Des perfectionnements de la machine à vapeur à la mécanisation et à l’automatisation

  • La machine à vapeur a été inventée par Watt au XVIIIe siècle, elle est le moteur de la première révolution industrielle. Elle est en permanence améliorée, on diminue la quantité de charbon nécessaire pour produire un cheval vapeur. On développe des machines à hautes pressions qui viennent des Etats-Unis, les américains ont une supériorité nette pour la fabrication des machines outils. L’apparition des turbines améliore l’efficacité des machines à vapeur, cette innovation se répand pendant le début de la seconde révolution industrielle grâce à la généralisation de l’utilisation des machines outils.

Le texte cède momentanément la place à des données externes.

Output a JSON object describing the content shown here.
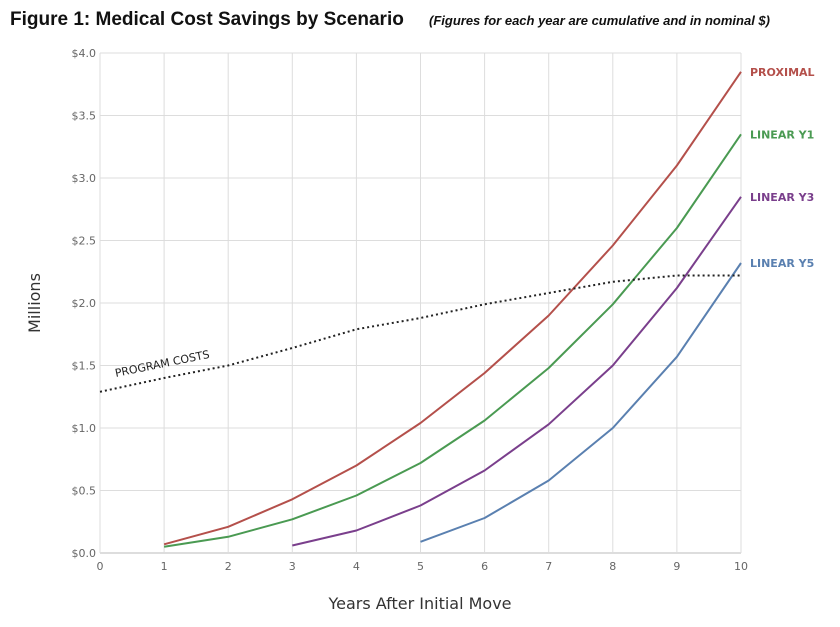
{
  "chart_data": {
    "type": "line",
    "title": "Figure 1: Medical Cost Savings by Scenario",
    "subtitle": "(Figures for each year are cumulative and in nominal $)",
    "xlabel": "Years After Initial Move",
    "ylabel": "Millions",
    "xlim": [
      0,
      10
    ],
    "ylim": [
      0,
      4.0
    ],
    "x_ticks": [
      "0",
      "1",
      "2",
      "3",
      "4",
      "5",
      "6",
      "7",
      "8",
      "9",
      "10"
    ],
    "y_ticks": [
      "$0.0",
      "$0.5",
      "$1.0",
      "$1.5",
      "$2.0",
      "$2.5",
      "$3.0",
      "$3.5",
      "$4.0"
    ],
    "grid": true,
    "series": [
      {
        "name": "PROXIMAL",
        "color": "#b4504b",
        "style": "solid",
        "x": [
          1,
          2,
          3,
          4,
          5,
          6,
          7,
          8,
          9,
          10
        ],
        "values": [
          0.07,
          0.21,
          0.43,
          0.7,
          1.04,
          1.44,
          1.9,
          2.46,
          3.1,
          3.85
        ]
      },
      {
        "name": "LINEAR Y1",
        "color": "#4a9a52",
        "style": "solid",
        "x": [
          1,
          2,
          3,
          4,
          5,
          6,
          7,
          8,
          9,
          10
        ],
        "values": [
          0.05,
          0.13,
          0.27,
          0.46,
          0.72,
          1.06,
          1.48,
          1.99,
          2.6,
          3.35
        ]
      },
      {
        "name": "LINEAR Y3",
        "color": "#7a3f8c",
        "style": "solid",
        "x": [
          3,
          4,
          5,
          6,
          7,
          8,
          9,
          10
        ],
        "values": [
          0.06,
          0.18,
          0.38,
          0.66,
          1.03,
          1.5,
          2.12,
          2.85
        ]
      },
      {
        "name": "LINEAR Y5",
        "color": "#5a80b0",
        "style": "solid",
        "x": [
          5,
          6,
          7,
          8,
          9,
          10
        ],
        "values": [
          0.09,
          0.28,
          0.58,
          1.0,
          1.57,
          2.32
        ]
      },
      {
        "name": "PROGRAM COSTS",
        "color": "#222222",
        "style": "dotted",
        "x": [
          0,
          1,
          2,
          3,
          4,
          5,
          6,
          7,
          8,
          9,
          10
        ],
        "values": [
          1.29,
          1.4,
          1.5,
          1.64,
          1.79,
          1.88,
          1.99,
          2.08,
          2.17,
          2.22,
          2.22
        ]
      }
    ]
  }
}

L’avènement de l’automobile et de l’aéronautique

  • Grâce à l’invention du moteur à explosion on réduit un goulot d’étranglement. A savoir comment concevoir un système de circulation autonome et suffisamment léger. Jusqu’au début du XIXe siècle la concurrence est vive entre les différents types de véhicules. Aux Etats-Unis jusqu’en 1902 on construit surtout des automobiles électriques et même à vapeur. Le moteur à combustion interne a été inventé par le belge Lenoir en 1860, il faut attendre les innovations allemandes des années 1880 et surtout l’invention du moteur à diesel en 1897 par Diesel pour que l’automobile puisse véritablement voir le jour.
  • Dans le domaine de l’aéronautique, l’invention majeure vient de Clément Ader qui projette de faire voler un appareil plus lourd que l’air, il a été aidé par les militaires, son premier avion décolle en 1897 à Satory, c’est le début de l’aéronautique. L’avion est ensuite développé par les frères Wright, les français jouent un rôle important à partir de 1907 notamment avec les vols de Louis Blériot (traversée de la Manche en 1907). Au même moment, les dirigeables se perfectionnent grâce à l’action du comte Von Zeppelin, en 1897 il lance son premier dirigeable et à partir de cette date leur taille ne va cesser de croître.

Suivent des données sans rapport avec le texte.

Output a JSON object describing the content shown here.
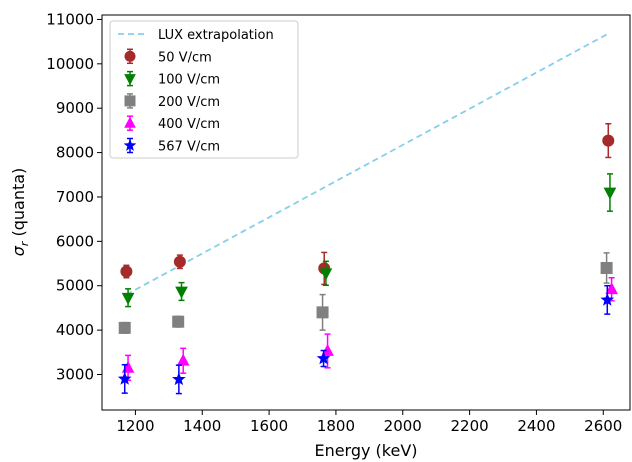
{
  "chart_data": {
    "type": "scatter",
    "xlabel": "Energy (keV)",
    "ylabel_main": "σ",
    "ylabel_sub": "r",
    "ylabel_rest": " (quanta)",
    "xlim": [
      1100,
      2680
    ],
    "ylim": [
      2200,
      11100
    ],
    "x_ticks": [
      1200,
      1400,
      1600,
      1800,
      2000,
      2200,
      2400,
      2600
    ],
    "y_ticks": [
      3000,
      4000,
      5000,
      6000,
      7000,
      8000,
      9000,
      10000,
      11000
    ],
    "grid": false,
    "legend_position": "top-left",
    "line_series": [
      {
        "name": "LUX extrapolation",
        "color": "#87ceeb",
        "style": "dashed",
        "x": [
          1173,
          2615
        ],
        "y": [
          4800,
          10680
        ]
      }
    ],
    "series": [
      {
        "name": "50 V/cm",
        "color": "#a52a2a",
        "marker": "circle",
        "points": [
          {
            "x": 1173,
            "y": 5320,
            "err": 140
          },
          {
            "x": 1333,
            "y": 5540,
            "err": 150
          },
          {
            "x": 1765,
            "y": 5390,
            "err": 360
          },
          {
            "x": 2615,
            "y": 8270,
            "err": 380
          }
        ]
      },
      {
        "name": "100 V/cm",
        "color": "#008000",
        "marker": "triangle-down",
        "points": [
          {
            "x": 1178,
            "y": 4730,
            "err": 200
          },
          {
            "x": 1338,
            "y": 4870,
            "err": 200
          },
          {
            "x": 1770,
            "y": 5280,
            "err": 270
          },
          {
            "x": 2620,
            "y": 7100,
            "err": 420
          }
        ]
      },
      {
        "name": "200 V/cm",
        "color": "#808080",
        "marker": "square",
        "points": [
          {
            "x": 1168,
            "y": 4050,
            "err": 120
          },
          {
            "x": 1328,
            "y": 4190,
            "err": 120
          },
          {
            "x": 1760,
            "y": 4400,
            "err": 400
          },
          {
            "x": 2610,
            "y": 5400,
            "err": 340
          }
        ]
      },
      {
        "name": "400 V/cm",
        "color": "#ff00ff",
        "marker": "triangle-up",
        "points": [
          {
            "x": 1178,
            "y": 3150,
            "err": 280
          },
          {
            "x": 1343,
            "y": 3310,
            "err": 280
          },
          {
            "x": 1775,
            "y": 3530,
            "err": 380
          },
          {
            "x": 2625,
            "y": 4920,
            "err": 260
          }
        ]
      },
      {
        "name": "567 V/cm",
        "color": "#0000ff",
        "marker": "star",
        "points": [
          {
            "x": 1168,
            "y": 2900,
            "err": 320
          },
          {
            "x": 1330,
            "y": 2890,
            "err": 320
          },
          {
            "x": 1763,
            "y": 3360,
            "err": 180
          },
          {
            "x": 2612,
            "y": 4680,
            "err": 320
          }
        ]
      }
    ]
  }
}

L’influence des NTIC (aujourd’hui TICE)

  • Les NTIC et TICE ont complexifié l’innovation. Les innovations sont fondées de plus en plus sur l’immatériel.
M.Castel, La société en réseau : l’ère de l’information, 1996 cette dynamique de l’innovation est née selon lui dans les années 60.
M.Mcluhan, War and Peace in the Global Village, 1969. Il montre que la globalisation par l’information est au delà de la vitesse, on recherche à l'heure actuelle l’ubiquité.
  • Ces NTIC amènent une critique sociale :
elles reproduisent et accroissent les inégalités sociales c’est la question de la fracture numérique et de la saturation de l’information amenée par les NTIC, on est constamment sollicité par des informations venant de tous les canaux. Quel doit être l’attitude du citoyen ?


Conclusion


  • L’histoire de l’innovation rencontre en permanence une dimension spatiale. La grande difficulté est de pouvoir articuler en permanence les différentes échelles le local / le régional / le national / et l’international, lorsqu’on met en œuvre les 5 grandes catégories d’innovations schumpétériennes. En Aquitaine l’échelon régional est le moins évident.